Continued from The Moderator’s Blog – Trip to the Presbyterian Church of Korea: Oct’2016

Day 5 29.10.16

After a hearty breakfast with the President of Honam Theological University and Seminary we reflected with Professor Song InDong on the influence of Christian forefathers on Korean Christian thinking especially Eugebe Bell a missionary sent by the Presbyterian Church in the US and founded and served as pastor of the First Presbyterian Church of Korea as well as founding schools at Gwangju station; next came a full and frank conversation with Chang-Bae Byun as to what the Memorandum of Understanding between the URC and the PCK could, and should, in reality mean (there are exciting times ahead); a visit to the May 18th National Cemetery where the multitude of graves of those who took a stand for democracy against unfair government martial law for 10 days from 18th to 27th 1980 was moving beyond words. Gwangju is proud to be the city of democracy and rightly so (Gwangju mean ‘village if light’); a visit to Bonhyang Church and the story of a church which began with a handful of people in 1980 and now houses thousands for worship under the leadership of Rev.Dr. Young Nam Chai, former Moderator of the PCK, was inspirational and testament to the Spirit’s work of reconciling humankind to God; another Korean meal saw us on our way back to Seoul; a quick coffee with a group of Hungarian pastors at Seoul Station revealed a connection with Southern Synod in that Dr. Abraham Kovacs has taught a number of our Ukrainian Students who serve the Sandwich and Thanet Cluster – it’s a small world although a visit to a local market with its hustle and bustle may have suggested otherwise.

 

Final Day 6 30.10.16

Morning worship on ‘Thank, thank the Lord’ with drama, dance and song at Myeongseong Presbyterian Church, Korea’s foremost mega church seating 7200 in the new church building.
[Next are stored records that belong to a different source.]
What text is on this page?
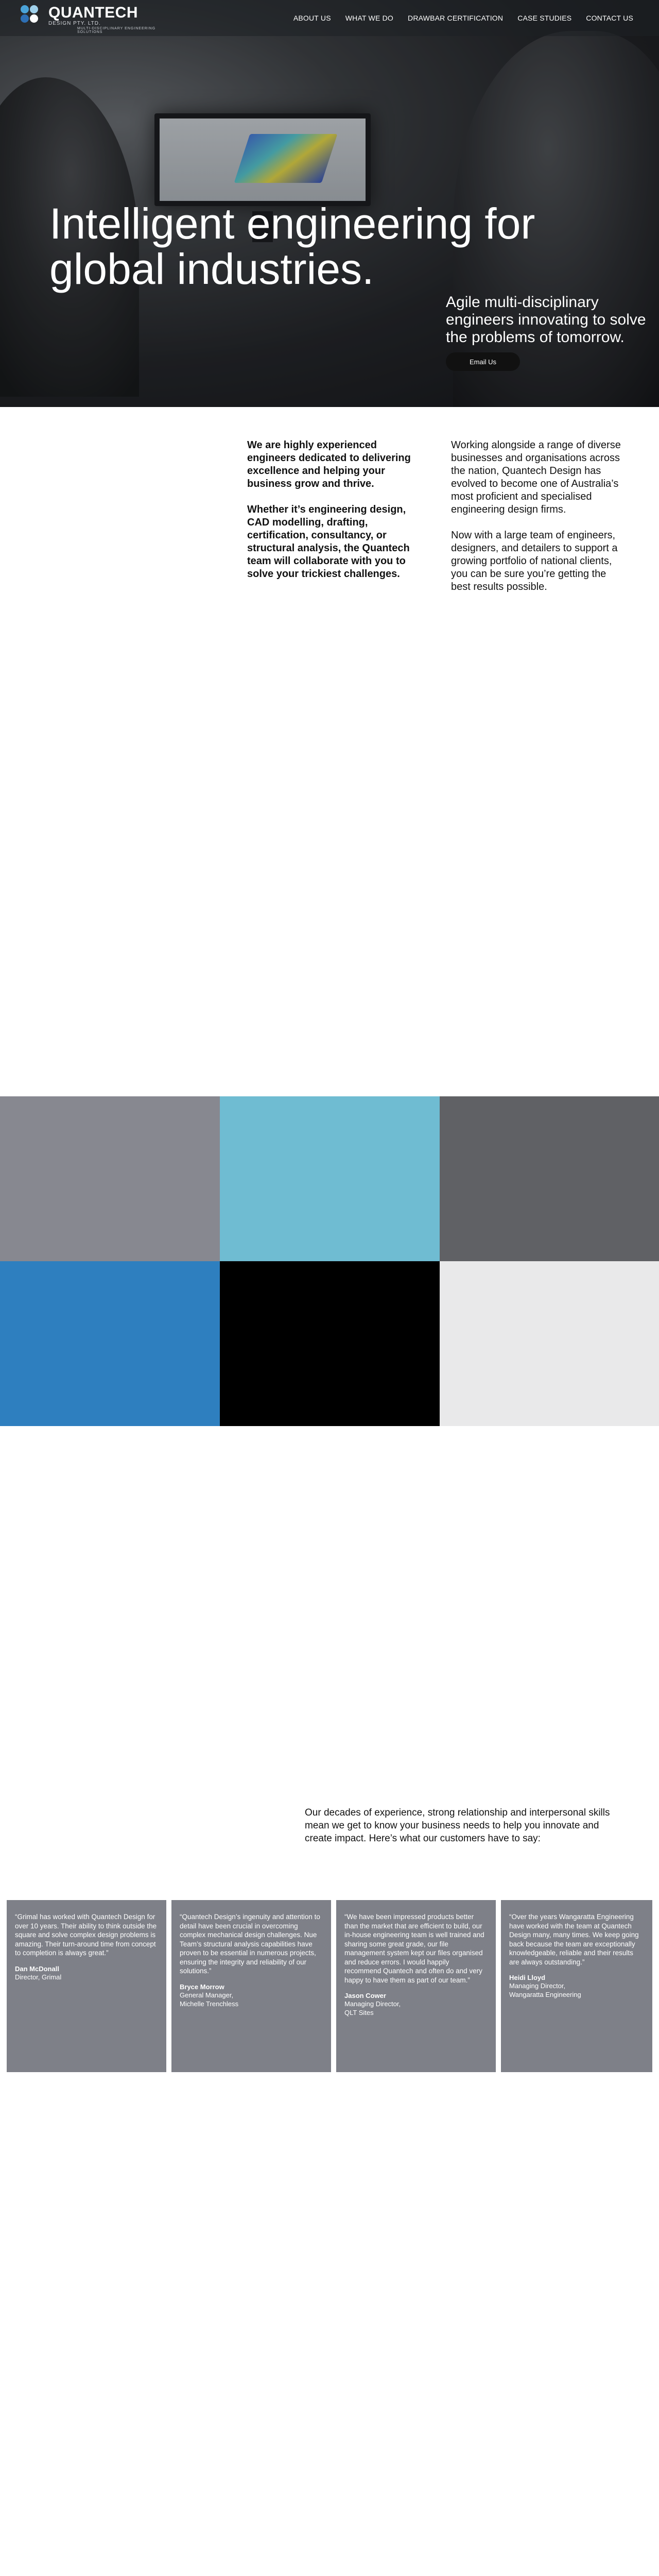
Intelligent engineering for global industries.
Agile multi-disciplinary engineers innovating to solve the problems of tomorrow.
Email Us
QUANTECH
DESIGN PTY. LTD.
MULTI-DISCIPLINARY ENGINEERING SOLUTIONS
ABOUT US WHAT WE DO DRAWBAR CERTIFICATION CASE STUDIES CONTACT US

We are highly experienced engineers dedicated to delivering excellence and helping your business grow and thrive.

Whether it’s engineering design, CAD modelling, drafting, certification, consultancy, or structural analysis, the Quantech team will collaborate with you to solve your trickiest challenges.

Working alongside a range of diverse businesses and organisations across the nation, Quantech Design has evolved to become one of Australia’s most proficient and specialised engineering design firms.

Now with a large team of engineers, designers, and detailers to support a growing portfolio of national clients, you can be sure you’re getting the best results possible.

Our decades of experience, strong relationship and interpersonal skills mean we get to know your business needs to help you innovate and create impact. Here’s what our customers have to say:

“Grimal has worked with Quantech Design for over 10 years. Their ability to think outside the square and solve complex design problems is amazing. Their turn-around time from concept to completion is always great.”

Dan McDonall
Director, Grimal

“Quantech Design’s ingenuity and attention to detail have been crucial in overcoming complex mechanical design challenges. Nue Team’s structural analysis capabilities have proven to be essential in numerous projects, ensuring the integrity and reliability of our solutions.”

Bryce Morrow
General Manager,
Michelle Trenchless

“We have been impressed products better than the market that are efficient to build, our in-house engineering team is well trained and sharing some great grade, our file management system kept our files organised and reduce errors. I would happily recommend Quantech and often do and very happy to have them as part of our team.”

Jason Cower
Managing Director,
QLT Sites

“Over the years Wangaratta Engineering have worked with the team at Quantech Design many, many times. We keep going back because the team are exceptionally knowledgeable, reliable and their results are always outstanding.”

Heidi Lloyd
Managing Director,
Wangaratta Engineering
Today for Thanksgiving Sunday they used the old church as well totalling over 10,000 worshippers. Led by its senior minister Rev. Dr. Kim Sam-Whan we learned of the history of Christianity coming to Korea for which we should give thanks. Once again Robert Jermain Thomas of Hanover Chapel (National Synod of Wales) was commemorated for his part in bringing Christianity to Korea for which he sacrificed his life. After worship we joined the 72,000 people from worship and the surrounding area for a harvest lunch of beef stew for which 17 cows had been sacrificed we were told. The two church spires are a reminder of service and prayer- the two tenets which underpin the churches’ teaching. A quick tour of the museum has left me feeling uncomfortable about what I saw but I cannot deny the power of the Spirit was moving in this place.